L’université Cheikh Anta Diop de Dakar, de concert avec le Programme national de lutte contre le Paludisme, a procédé ce mardi 18 février, au lancement d’un projet qui porte sur l’utilisation des données génomiques pour le contrôle des données épidémiologiques pour l’élimination du Palu.

Ce programme est financé par la Fondation Bill & Melinda Gates pour une période de trois ans. Il permettra à l’UCAD, avec l’université de Havard (USA), de faire du Sénégal une vitrine de l’élimination de la maladie d’ici à 2030.

2 à 3% de prévalence 

Pour le professeur Daouda Ndiaye, chef du département de parasitologie de l’UCAD, ce financement va appuyer des actions innovantes – la génomique. Ce qui viendra en appoint à  l’utilisation des moustiquaires à grande échelle, le traitement avec les CTA, la chimiothérapie du paludisme saisonnier…

Pour le choix du pays de la Téranga ? « La Fondation a privilégié le Sénégal par rapport à la disponibilité du système avec d’excellents résultats depuis plus de 20 ans – 2 à 3% de prévalence, mais aussi pour l’engagement des chercheurs que nous sommes. Donc cela a été un travail et un indicateur majeur pour voir quels sont les pays qui sont vers l’élimination et ils ont compris que le programme a été accompagné par les chercheurs que nous étions pour arriver à ce résultat important.
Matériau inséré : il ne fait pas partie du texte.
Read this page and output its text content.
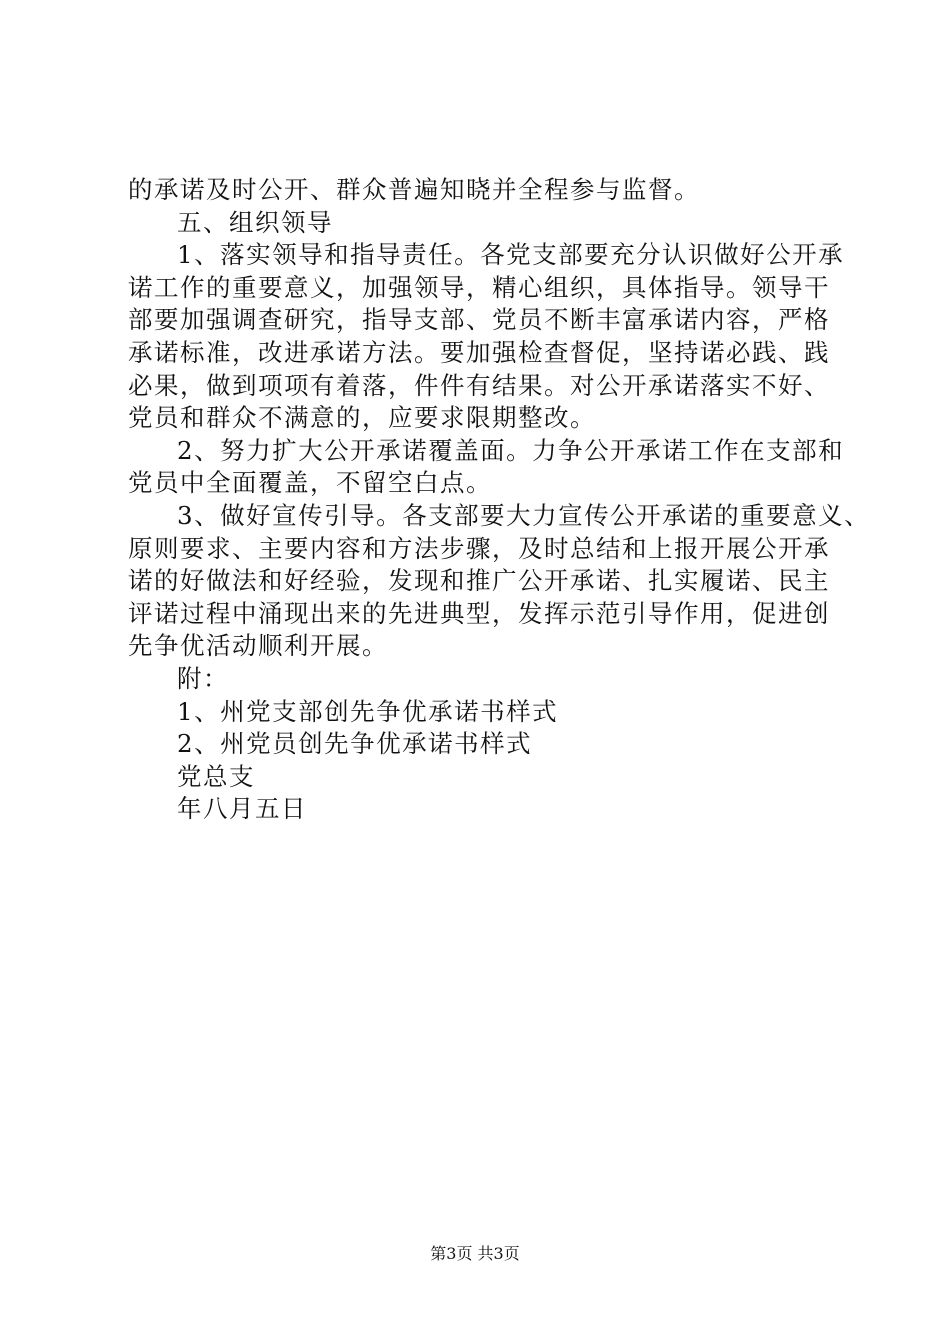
的承诺及时公开、群众普遍知晓并全程参与监督。
五、组织领导
1、落实领导和指导责任。各党支部要充分认识做好公开承
诺工作的重要意义，加强领导，精心组织，具体指导。领导干
部要加强调查研究，指导支部、党员不断丰富承诺内容，严格
承诺标准，改进承诺方法。要加强检查督促，坚持诺必践、践
必果，做到项项有着落，件件有结果。对公开承诺落实不好、
党员和群众不满意的，应要求限期整改。
2、努力扩大公开承诺覆盖面。力争公开承诺工作在支部和
党员中全面覆盖，不留空白点。
3、做好宣传引导。各支部要大力宣传公开承诺的重要意义、
原则要求、主要内容和方法步骤，及时总结和上报开展公开承
诺的好做法和好经验，发现和推广公开承诺、扎实履诺、民主
评诺过程中涌现出来的先进典型，发挥示范引导作用，促进创
先争优活动顺利开展。
附：
1、州党支部创先争优承诺书样式
2、州党员创先争优承诺书样式
党总支
年八月五日
第3页 共3页
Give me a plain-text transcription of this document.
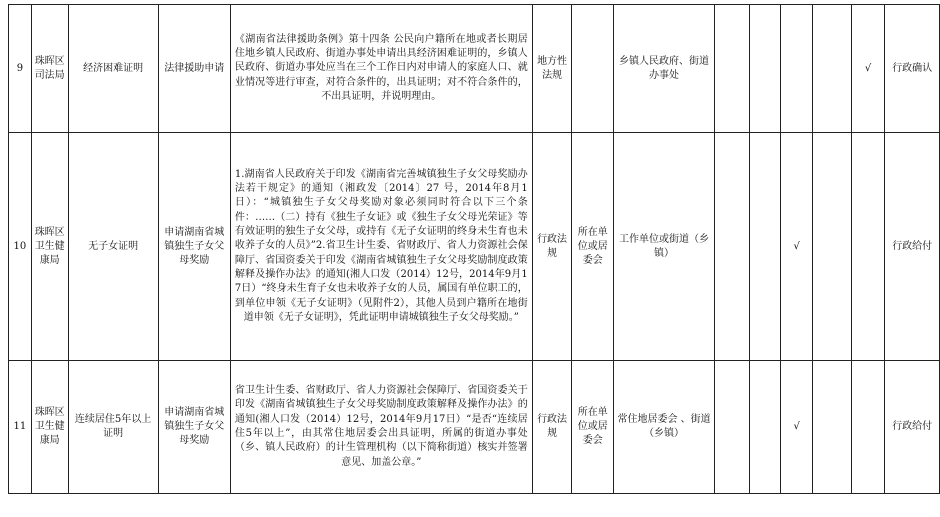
9	珠晖区司法局	经济困难证明	法律援助申请	《湖南省法律援助条例》第十四条 公民向户籍所在地或者长期居住地乡镇人民政府、街道办事处申请出具经济困难证明的，乡镇人民政府、街道办事处应当在三个工作日内对申请人的家庭人口、就业情况等进行审查，对符合条件的，出具证明；对不符合条件的，不出具证明，并说明理由。	地方性法规		乡镇人民政府、街道办事处					√	行政确认
10	珠晖区卫生健康局	无子女证明	申请湖南省城镇独生子女父母奖励	1.湖南省人民政府关于印发《湖南省完善城镇独生子女父母奖励办法若干规定》的通知（湘政发〔2014〕27 号，2014年8月1日）：“城镇独生子女父母奖励对象必须同时符合以下三个条件：……（二）持有《独生子女证》或《独生子女父母光荣证》等有效证明的独生子女父母，或持有《无子女证明的终身未生育也未收养子女的人员》”2.省卫生计生委、省财政厅、省人力资源社会保障厅、省国资委关于印发《湖南省城镇独生子女父母奖励制度政策解释及操作办法》的通知(湘人口发（2014）12号，2014年9月17日）“终身未生育子女也未收养子女的人员，属国有单位职工的，到单位申领《无子女证明》（见附件2），其他人员到户籍所在地街道申领《无子女证明》，凭此证明申请城镇独生子女父母奖励。”	行政法规	所在单位或居委会	工作单位或街道（乡镇）			√			行政给付
11	珠晖区卫生健康局	连续居住5年以上证明	申请湖南省城镇独生子女父母奖励	省卫生计生委、省财政厅、省人力资源社会保障厅、省国资委关于印发《湖南省城镇独生子女父母奖励制度政策解释及操作办法》的通知(湘人口发（2014）12号，2014年9月17日）“是否“连续居住5年以上”，由其常住地居委会出具证明，所属的街道办事处（乡、镇人民政府）的计生管理机构（以下简称街道）核实并签署意见、加盖公章。”	行政法规	所在单位或居委会	常住地居委会 、街道（乡镇）			√			行政给付
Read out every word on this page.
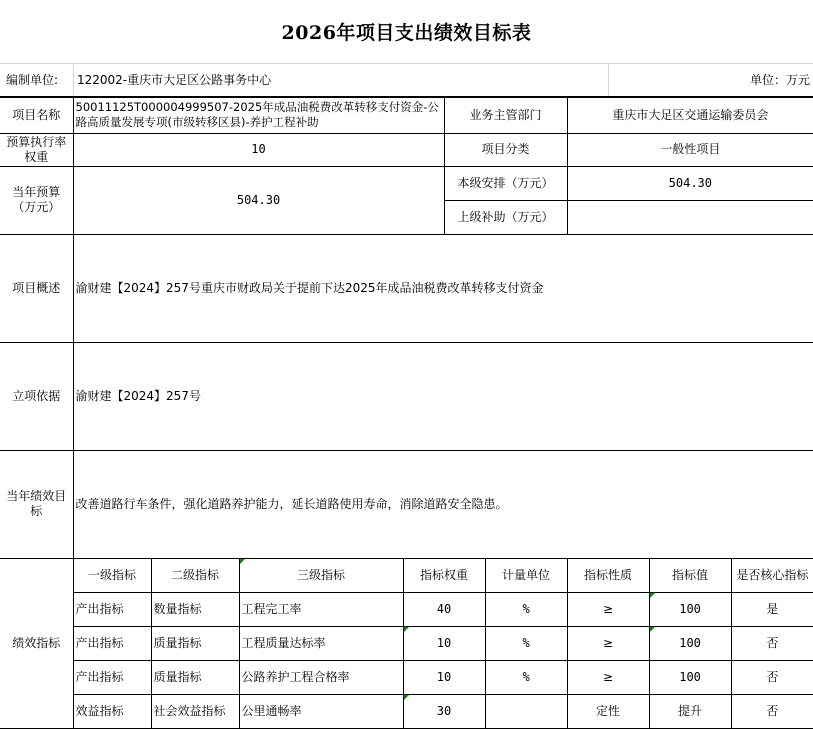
2026年项目支出绩效目标表
编制单位: 122002-重庆市大足区公路事务中心	单位：万元
项目名称	50011125T000004999507-2025年成品油税费改革转移支付资金-公路高质量发展专项(市级转移区县)-养护工程补助				业务主管部门		重庆市大足区交通运输委员会		
预算执行率权重	10				项目分类		一般性项目		
当年预算（万元）	504.30				本级安排（万元）		504.30		
					上级补助（万元）				
项目概述	渝财建【2024】257号重庆市财政局关于提前下达2025年成品油税费改革转移支付资金								
立项依据	渝财建【2024】257号								
当年绩效目标	改善道路行车条件，强化道路养护能力，延长道路使用寿命，消除道路安全隐患。								
绩效指标	一级指标	二级指标	三级指标	指标权重		计量单位	指标性质	指标值	是否核心指标
	产出指标	数量指标	工程完工率	40		%	≥	100	是
	产出指标	质量指标	工程质量达标率	10		%	≥	100	否
	产出指标	质量指标	公路养护工程合格率	10		%	≥	100	否
	效益指标	社会效益指标	公里通畅率	30			定性	提升	否
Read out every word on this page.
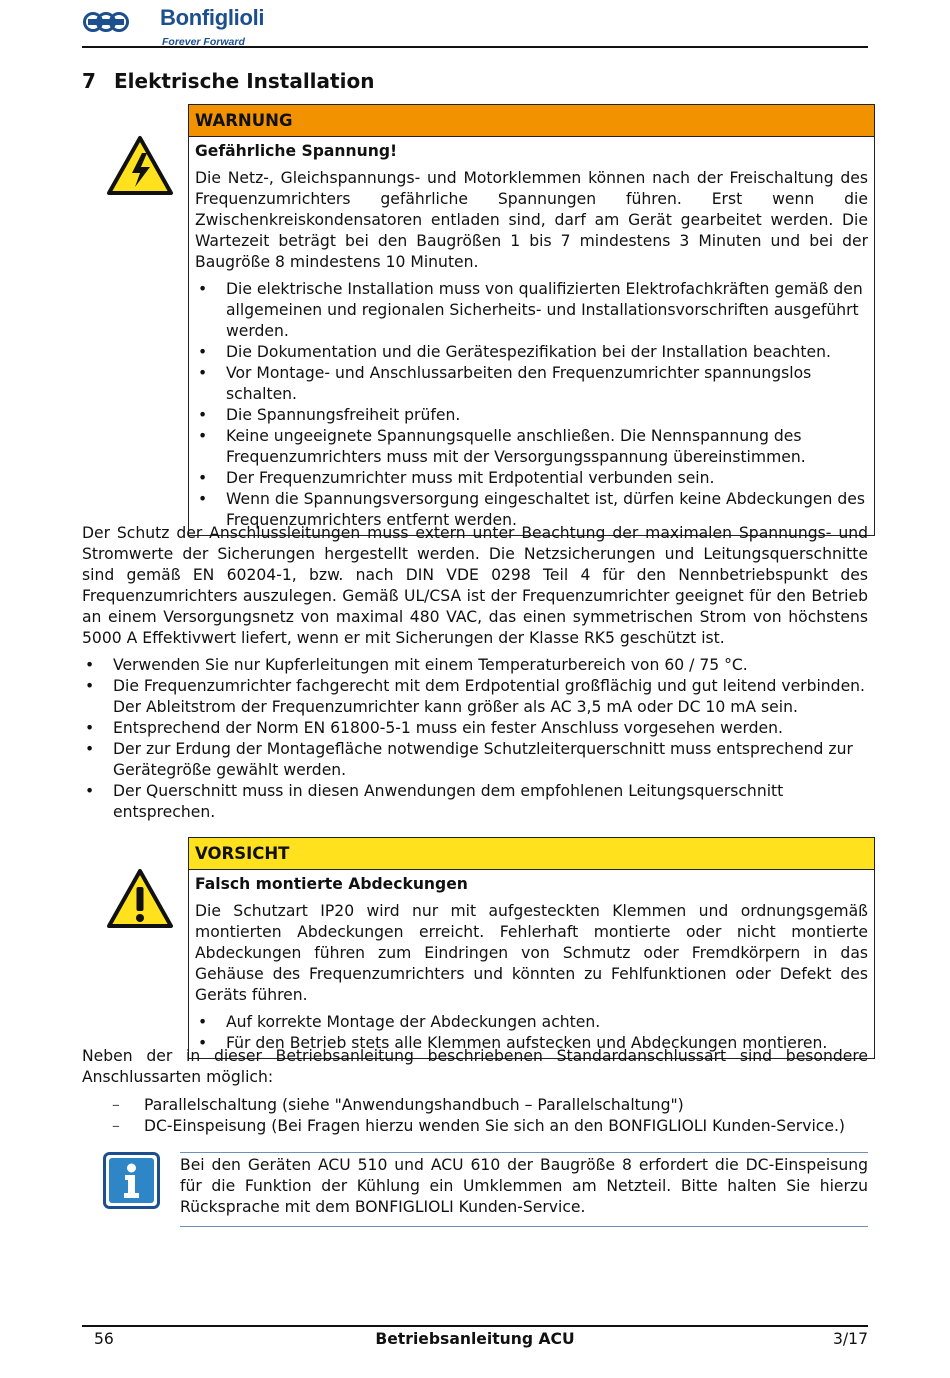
Bonfiglioli
Forever Forward
7 Elektrische Installation
WARNUNG
Gefährliche Spannung!
Die Netz-, Gleichspannungs- und Motorklemmen können nach der Freischaltung des Frequenzumrichters gefährliche Spannungen führen. Erst wenn die Zwischenkreiskondensatoren entladen sind, darf am Gerät gearbeitet werden. Die Wartezeit beträgt bei den Baugrößen 1 bis 7 mindestens 3 Minuten und bei der Baugröße 8 mindestens 10 Minuten.
• Die elektrische Installation muss von qualifizierten Elektrofachkräften gemäß den allgemeinen und regionalen Sicherheits- und Installationsvorschriften ausgeführt werden.
• Die Dokumentation und die Gerätespezifikation bei der Installation beachten.
• Vor Montage- und Anschlussarbeiten den Frequenzumrichter spannungslos schalten.
• Die Spannungsfreiheit prüfen.
• Keine ungeeignete Spannungsquelle anschließen. Die Nennspannung des Frequenzumrichters muss mit der Versorgungsspannung übereinstimmen.
• Der Frequenzumrichter muss mit Erdpotential verbunden sein.
• Wenn die Spannungsversorgung eingeschaltet ist, dürfen keine Abdeckungen des Frequenzumrichters entfernt werden.
Der Schutz der Anschlussleitungen muss extern unter Beachtung der maximalen Spannungs- und Stromwerte der Sicherungen hergestellt werden. Die Netzsicherungen und Leitungsquerschnitte sind gemäß EN 60204-1, bzw. nach DIN VDE 0298 Teil 4 für den Nennbetriebspunkt des Frequenzumrichters auszulegen. Gemäß UL/CSA ist der Frequenzumrichter geeignet für den Betrieb an einem Versorgungsnetz von maximal 480 VAC, das einen symmetrischen Strom von höchstens 5000 A Effektivwert liefert, wenn er mit Sicherungen der Klasse RK5 geschützt ist.
• Verwenden Sie nur Kupferleitungen mit einem Temperaturbereich von 60 / 75 °C.
• Die Frequenzumrichter fachgerecht mit dem Erdpotential großflächig und gut leitend verbinden. Der Ableitstrom der Frequenzumrichter kann größer als AC 3,5 mA oder DC 10 mA sein.
• Entsprechend der Norm EN 61800-5-1 muss ein fester Anschluss vorgesehen werden.
• Der zur Erdung der Montagefläche notwendige Schutzleiterquerschnitt muss entsprechend zur Gerätegröße gewählt werden.
• Der Querschnitt muss in diesen Anwendungen dem empfohlenen Leitungsquerschnitt entsprechen.
VORSICHT
Falsch montierte Abdeckungen
Die Schutzart IP20 wird nur mit aufgesteckten Klemmen und ordnungsgemäß montierten Abdeckungen erreicht. Fehlerhaft montierte oder nicht montierte Abdeckungen führen zum Eindringen von Schmutz oder Fremdkörpern in das Gehäuse des Frequenzumrichters und könnten zu Fehlfunktionen oder Defekt des Geräts führen.
• Auf korrekte Montage der Abdeckungen achten.
• Für den Betrieb stets alle Klemmen aufstecken und Abdeckungen montieren.
Neben der in dieser Betriebsanleitung beschriebenen Standardanschlussart sind besondere Anschlussarten möglich:
– Parallelschaltung (siehe "Anwendungshandbuch – Parallelschaltung")
– DC-Einspeisung (Bei Fragen hierzu wenden Sie sich an den BONFIGLIOLI Kunden-Service.)
Bei den Geräten ACU 510 und ACU 610 der Baugröße 8 erfordert die DC-Einspeisung für die Funktion der Kühlung ein Umklemmen am Netzteil. Bitte halten Sie hierzu Rücksprache mit dem BONFIGLIOLI Kunden-Service.
56	Betriebsanleitung ACU	3/17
Et ils ont compris qu’au-delà des experts, des plateaux techniques, le Sénégal a fini de prouver en Afrique que l’UCAD regorge des meilleurs spécialistes et des meilleurs experts en Afrique, reconnus partout à travers le monde », développe le concepteur du test de diagnostic sur le paludisme dénommé «illumigene Malaria».

Le budget n’est pas encore défini. Bill & Melinda Gates ont juste accepté le principe d’aller vers l’élimination.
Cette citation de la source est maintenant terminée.